Тут затык. Мне надо объяснить Розке, что в момент начала ее войны я уже все понимала. Мне надо написать о своей девочке, которую я не могу назвать дочерью или дочкой, потому что мне не нравятся эти слова. Я слышу в них что-то про пещеры, ящеров, динозавров, квочек, что-то невыносимо искусственное, отчужденное, вынесенное на расстояние вытянутой руки — как на уроке физкультуры. По имени — тоже не могу. Не хочу перебирать ворох защитных прозвищ, каждое из которых имело тайное значение и уходило с ее взрослением или оставалось для нежного возвращения в беспомощность, нашу общую зависимость, соединенность.
В первую ночь после роддома я сидела возле манежа и слушала, дышит ли она. И во вторую тоже, и в третью. Я с большим трудом научилась жить, не прислушиваясь к ее сопению. С большим трудом и очень не быстро. И не научилась. С мальчиком, рожденным много позже, случилось то же самое. С тех пор я дышу с перебоями — от носа к носу, от звонка до звонка, от щеки до щеки.
Когда я была глупой — школьницей, грезящей о золотой медали, — Саша на руках у Розки казался мне фигурой запечатленного подвига, самоотверженного служения. А иногда символом протеста, брошенного в лицо тете Тамаре, мне и подлому Гене. А еще — в минуты мерзости — заместительной терапией для брошенной и обреченной на безмужнюю, а значит, бездетную жизнь женщины-Розки. Эти огромные обломки глупости собирать сейчас стыдно. Но как мне было знать, что воздух, выдуваемый из двух малюсеньких ноздрей, может быть единственным источником моего собственного дыхания?
У любви нет причин и мотивов. Только время и человек.
Саша был Розкиной любовью. Я не знаю, как у них это получилось и чего это ей стоило, но он читал по ее губам и безошибочно делал все, о чем она просила. Впрочем, даже если Розка молчала, он угадывал все равно. Говорить не мог, не хотел. Розка говорила, что еще маленький и стесняется. Но руками — сложной грамоте неслышащих — учился с удовольствием. Играл. И Розка училась, играя вместе с ним. Большая коммуна слабослышащих жила в районе Северного автовокзала. Там был завод, детский сад, клуб и множество людей, научившихся жить абсолютно без претензий к миру. Туда переехали мои первые соседи, а потом подтянулась и Роза, чтобы гулять с Сашей и учиться тому, что нигде особо не преподавали. В этом прозрачном, пасторальном воспоминании есть еще одна правда: глухие продавали наркотики.
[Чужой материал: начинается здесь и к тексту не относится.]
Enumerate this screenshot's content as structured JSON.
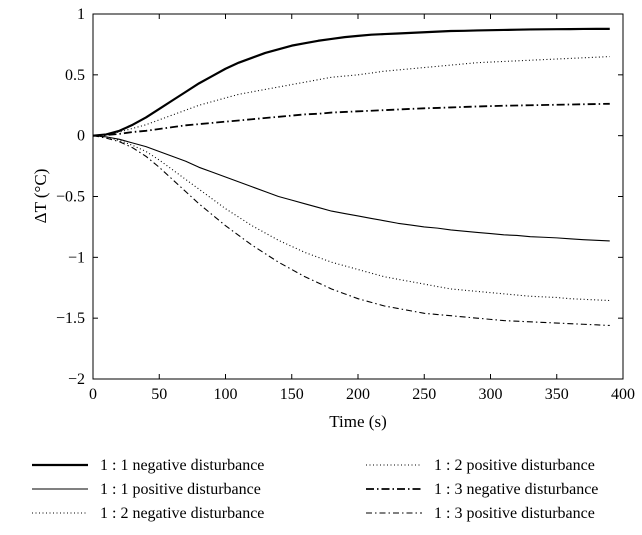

Глухие с Северного и еще цыгане со «Стройдетали». И те и другие дорого брали за свою невидимость, исключенность из победительного мотива о здоровом красивом советском русском интернационализме…
Временами набегала Наташа с тремя или уже четырьмя новыми детьми. Требовала или денег, или «вернуть ребенка». Если денег не было, Розка ехала с Сашей в Новотроицкое, возвращалась одна, бросалась в приключения, добывая выкуп продажей крашеных колготок, унылой и медленной торговлей самогоном, чем-то еще, о чем она не хотела рассказывать.
Наши судьбы не были связаны, мы с Розкой были идеальными соседями, которые время от времени обмениваются солью, деньгами и новостями. Соседями, которые пересекаются пунктирно, а потому не претендуют на заполнение пропущенных тем и сюжетов. При случае, мы обходились короткими пересказами, но чаще длинными умолчаниями, в которых все и так было понятно.
Всякие строгие режимы уязвимы своей повторяемостью, строгим расписанием, правилами, которые должны быть исполнены кровь из носа. Режим как поезд. Под его четкость и исполняемость легко подложить бомбу. В то лето я ненадолго вернулась в отчий дом. Наши с Розкой младенцы вместе играли во дворе в обязательное к прогулке нежаркое утреннее время. Моя, освоившая уже не только слова, но и маленькие предложения, болтала с Сашей без умолку. Он снисходительно кивал, насыпал песок для изготовления «сыни» — сырника, подавал ведро, рвал для нее листочки с последнего куста смородины, зажатого теперь между строящимися гаражами. Она поправляла ему кепку и временами обнимала. Иногда они ссорились. Моя демонстративно уходила к горке и ждала, чтобы Саша пришел извиняться. И он приходил.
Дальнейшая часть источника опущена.